Gov. Mitch Daniels has not said whether he would sign the bill if it reaches his desk.
He called the group’s behavior horrific but said government must be “very, very careful where genuine free speech rights on matters of public debate and consequence are concerned.”
“I think the First Amendment occasionally has been used on behalf of things I don’t believe James Madison and the other founders would have understood,” Daniels said. “But this speech, however abhorrent, may well be covered by that.”
The lone vote Thursday against the bill came from Sen. Billie Breaux, D-Indianapolis.
“A lot of people, I’m sure, objected to (civil rights) protests in the ’60s, but it was right and for the right cause. This is for the wrong cause, but who’s to make that determination?”
Fran Quigley, executive director for the American Civil Liberties Union of Indiana, said his organization “certainly understands and appreciates the need for families to be able to grieve” without being besieged by protests.
But, he said, the size of the buffer zone — 500 feet, the length of nearly two football fields — is so large that “it could possibly sweep (away) some folks the legislature isn’t intending to affect.”
Besides, he added, existing statutes on disorderly conduct and criminal trespass already address the issues raised by Steele’s legislation.
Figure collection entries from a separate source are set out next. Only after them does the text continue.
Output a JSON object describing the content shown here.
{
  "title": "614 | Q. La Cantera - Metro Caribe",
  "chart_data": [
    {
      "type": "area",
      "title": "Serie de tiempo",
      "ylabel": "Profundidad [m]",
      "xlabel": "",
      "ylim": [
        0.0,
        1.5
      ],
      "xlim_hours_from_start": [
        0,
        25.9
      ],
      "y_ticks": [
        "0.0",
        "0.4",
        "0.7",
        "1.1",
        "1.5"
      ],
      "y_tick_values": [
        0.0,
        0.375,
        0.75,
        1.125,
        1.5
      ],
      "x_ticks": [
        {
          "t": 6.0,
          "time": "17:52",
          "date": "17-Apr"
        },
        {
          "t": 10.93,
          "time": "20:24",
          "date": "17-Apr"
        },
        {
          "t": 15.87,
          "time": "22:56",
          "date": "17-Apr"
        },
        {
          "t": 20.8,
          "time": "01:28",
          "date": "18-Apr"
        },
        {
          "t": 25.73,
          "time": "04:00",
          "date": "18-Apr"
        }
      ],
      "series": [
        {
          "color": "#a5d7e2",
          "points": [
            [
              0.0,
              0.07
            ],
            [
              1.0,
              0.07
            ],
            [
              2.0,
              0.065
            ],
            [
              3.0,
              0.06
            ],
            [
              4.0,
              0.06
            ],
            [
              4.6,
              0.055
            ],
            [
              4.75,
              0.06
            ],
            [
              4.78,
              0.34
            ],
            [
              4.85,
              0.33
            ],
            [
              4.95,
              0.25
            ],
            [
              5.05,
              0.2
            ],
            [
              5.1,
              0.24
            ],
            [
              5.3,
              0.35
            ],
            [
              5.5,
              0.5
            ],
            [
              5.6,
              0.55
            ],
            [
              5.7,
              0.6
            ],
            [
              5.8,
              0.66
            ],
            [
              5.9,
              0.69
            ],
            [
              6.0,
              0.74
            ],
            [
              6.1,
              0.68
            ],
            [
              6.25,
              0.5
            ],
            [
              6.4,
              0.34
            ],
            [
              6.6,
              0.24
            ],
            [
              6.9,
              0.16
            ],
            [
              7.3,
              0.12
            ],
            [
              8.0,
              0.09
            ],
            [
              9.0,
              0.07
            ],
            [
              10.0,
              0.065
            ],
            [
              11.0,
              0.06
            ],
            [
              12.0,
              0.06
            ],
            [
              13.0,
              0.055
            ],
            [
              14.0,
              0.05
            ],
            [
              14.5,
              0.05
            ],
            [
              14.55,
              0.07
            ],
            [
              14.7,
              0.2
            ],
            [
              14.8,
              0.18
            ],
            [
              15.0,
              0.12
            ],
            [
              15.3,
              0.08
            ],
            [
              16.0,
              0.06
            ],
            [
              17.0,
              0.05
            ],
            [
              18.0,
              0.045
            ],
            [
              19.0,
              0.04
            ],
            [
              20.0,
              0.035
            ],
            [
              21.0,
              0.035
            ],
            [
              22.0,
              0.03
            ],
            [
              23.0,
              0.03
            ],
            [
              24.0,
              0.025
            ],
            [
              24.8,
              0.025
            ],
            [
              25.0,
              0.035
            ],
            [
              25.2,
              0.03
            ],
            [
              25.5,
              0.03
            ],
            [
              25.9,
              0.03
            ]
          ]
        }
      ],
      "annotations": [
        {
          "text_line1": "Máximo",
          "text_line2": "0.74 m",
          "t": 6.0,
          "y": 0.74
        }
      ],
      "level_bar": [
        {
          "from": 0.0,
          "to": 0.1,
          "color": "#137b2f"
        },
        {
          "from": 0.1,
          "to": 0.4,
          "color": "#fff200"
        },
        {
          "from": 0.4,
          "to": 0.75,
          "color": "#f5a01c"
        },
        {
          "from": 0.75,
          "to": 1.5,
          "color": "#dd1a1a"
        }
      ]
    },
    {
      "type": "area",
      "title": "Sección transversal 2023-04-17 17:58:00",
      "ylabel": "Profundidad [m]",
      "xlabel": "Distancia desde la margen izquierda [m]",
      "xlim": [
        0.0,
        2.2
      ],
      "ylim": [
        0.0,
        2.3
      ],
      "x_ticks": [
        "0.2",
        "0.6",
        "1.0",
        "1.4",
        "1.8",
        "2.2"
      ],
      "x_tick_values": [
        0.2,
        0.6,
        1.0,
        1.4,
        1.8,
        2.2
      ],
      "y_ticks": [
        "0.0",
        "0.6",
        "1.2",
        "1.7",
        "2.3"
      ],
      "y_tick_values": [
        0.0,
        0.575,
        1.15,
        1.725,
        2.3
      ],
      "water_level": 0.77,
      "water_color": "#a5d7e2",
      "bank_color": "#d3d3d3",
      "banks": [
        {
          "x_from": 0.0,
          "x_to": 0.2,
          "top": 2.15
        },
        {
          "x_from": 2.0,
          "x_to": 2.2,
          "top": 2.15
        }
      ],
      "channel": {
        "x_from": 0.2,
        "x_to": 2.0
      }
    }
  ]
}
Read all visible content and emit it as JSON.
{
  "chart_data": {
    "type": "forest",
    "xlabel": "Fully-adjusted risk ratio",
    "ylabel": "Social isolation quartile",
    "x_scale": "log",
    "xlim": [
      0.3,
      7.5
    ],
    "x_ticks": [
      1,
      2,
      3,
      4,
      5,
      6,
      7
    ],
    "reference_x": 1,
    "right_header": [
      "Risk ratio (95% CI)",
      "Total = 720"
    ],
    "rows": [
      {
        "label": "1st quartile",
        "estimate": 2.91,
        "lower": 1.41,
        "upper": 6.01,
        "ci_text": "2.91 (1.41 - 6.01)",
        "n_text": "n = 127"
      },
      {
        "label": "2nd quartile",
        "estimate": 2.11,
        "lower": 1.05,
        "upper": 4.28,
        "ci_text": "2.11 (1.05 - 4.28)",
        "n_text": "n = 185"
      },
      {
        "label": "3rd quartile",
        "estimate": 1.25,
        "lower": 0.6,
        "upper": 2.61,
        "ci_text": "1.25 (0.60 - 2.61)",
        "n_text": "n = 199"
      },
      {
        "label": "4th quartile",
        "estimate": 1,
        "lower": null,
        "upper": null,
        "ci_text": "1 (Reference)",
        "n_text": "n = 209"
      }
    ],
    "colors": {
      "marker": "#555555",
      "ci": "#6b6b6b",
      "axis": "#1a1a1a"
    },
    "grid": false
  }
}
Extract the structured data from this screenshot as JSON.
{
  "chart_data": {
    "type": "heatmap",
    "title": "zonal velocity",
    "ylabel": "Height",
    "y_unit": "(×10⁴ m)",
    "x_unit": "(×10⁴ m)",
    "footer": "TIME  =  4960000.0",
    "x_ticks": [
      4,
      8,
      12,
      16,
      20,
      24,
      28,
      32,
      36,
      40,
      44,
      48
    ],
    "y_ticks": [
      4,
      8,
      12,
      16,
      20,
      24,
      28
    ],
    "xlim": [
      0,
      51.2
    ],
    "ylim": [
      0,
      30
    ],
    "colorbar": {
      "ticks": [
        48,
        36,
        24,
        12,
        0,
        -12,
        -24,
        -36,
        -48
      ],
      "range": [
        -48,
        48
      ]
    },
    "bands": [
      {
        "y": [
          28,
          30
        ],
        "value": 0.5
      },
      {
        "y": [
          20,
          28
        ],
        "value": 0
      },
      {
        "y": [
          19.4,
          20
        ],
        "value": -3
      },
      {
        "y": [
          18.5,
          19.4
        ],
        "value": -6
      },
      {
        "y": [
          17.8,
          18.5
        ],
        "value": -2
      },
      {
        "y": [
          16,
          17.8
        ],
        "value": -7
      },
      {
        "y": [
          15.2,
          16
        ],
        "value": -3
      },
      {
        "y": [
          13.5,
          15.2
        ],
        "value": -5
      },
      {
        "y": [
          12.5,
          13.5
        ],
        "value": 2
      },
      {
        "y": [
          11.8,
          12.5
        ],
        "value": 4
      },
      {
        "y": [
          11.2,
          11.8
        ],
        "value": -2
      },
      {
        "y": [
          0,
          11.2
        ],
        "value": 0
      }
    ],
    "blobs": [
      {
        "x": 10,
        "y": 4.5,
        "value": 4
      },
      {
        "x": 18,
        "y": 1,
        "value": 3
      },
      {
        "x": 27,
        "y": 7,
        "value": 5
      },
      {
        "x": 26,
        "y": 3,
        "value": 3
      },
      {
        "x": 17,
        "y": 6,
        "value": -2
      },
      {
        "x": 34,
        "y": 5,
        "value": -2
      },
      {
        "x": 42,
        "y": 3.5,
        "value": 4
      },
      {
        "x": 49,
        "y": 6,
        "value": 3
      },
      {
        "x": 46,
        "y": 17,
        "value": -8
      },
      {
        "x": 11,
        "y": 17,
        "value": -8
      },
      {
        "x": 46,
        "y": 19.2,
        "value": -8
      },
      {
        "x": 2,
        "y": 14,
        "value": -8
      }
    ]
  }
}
Steele said the possibility that the protests could spark a violent reaction makes it a public-safety issue. “When people are at their most frazzled time emotionally, what little thing would it take for a loved one to tee off and go back there and hurt someone?” he asked.
WHAT’S NEXT
The bill now moves to the Indiana House for further debate in committee before a vote by the full House.
If it is signed into law by Gov. Mitch Daniels, the measure would take effect July 1.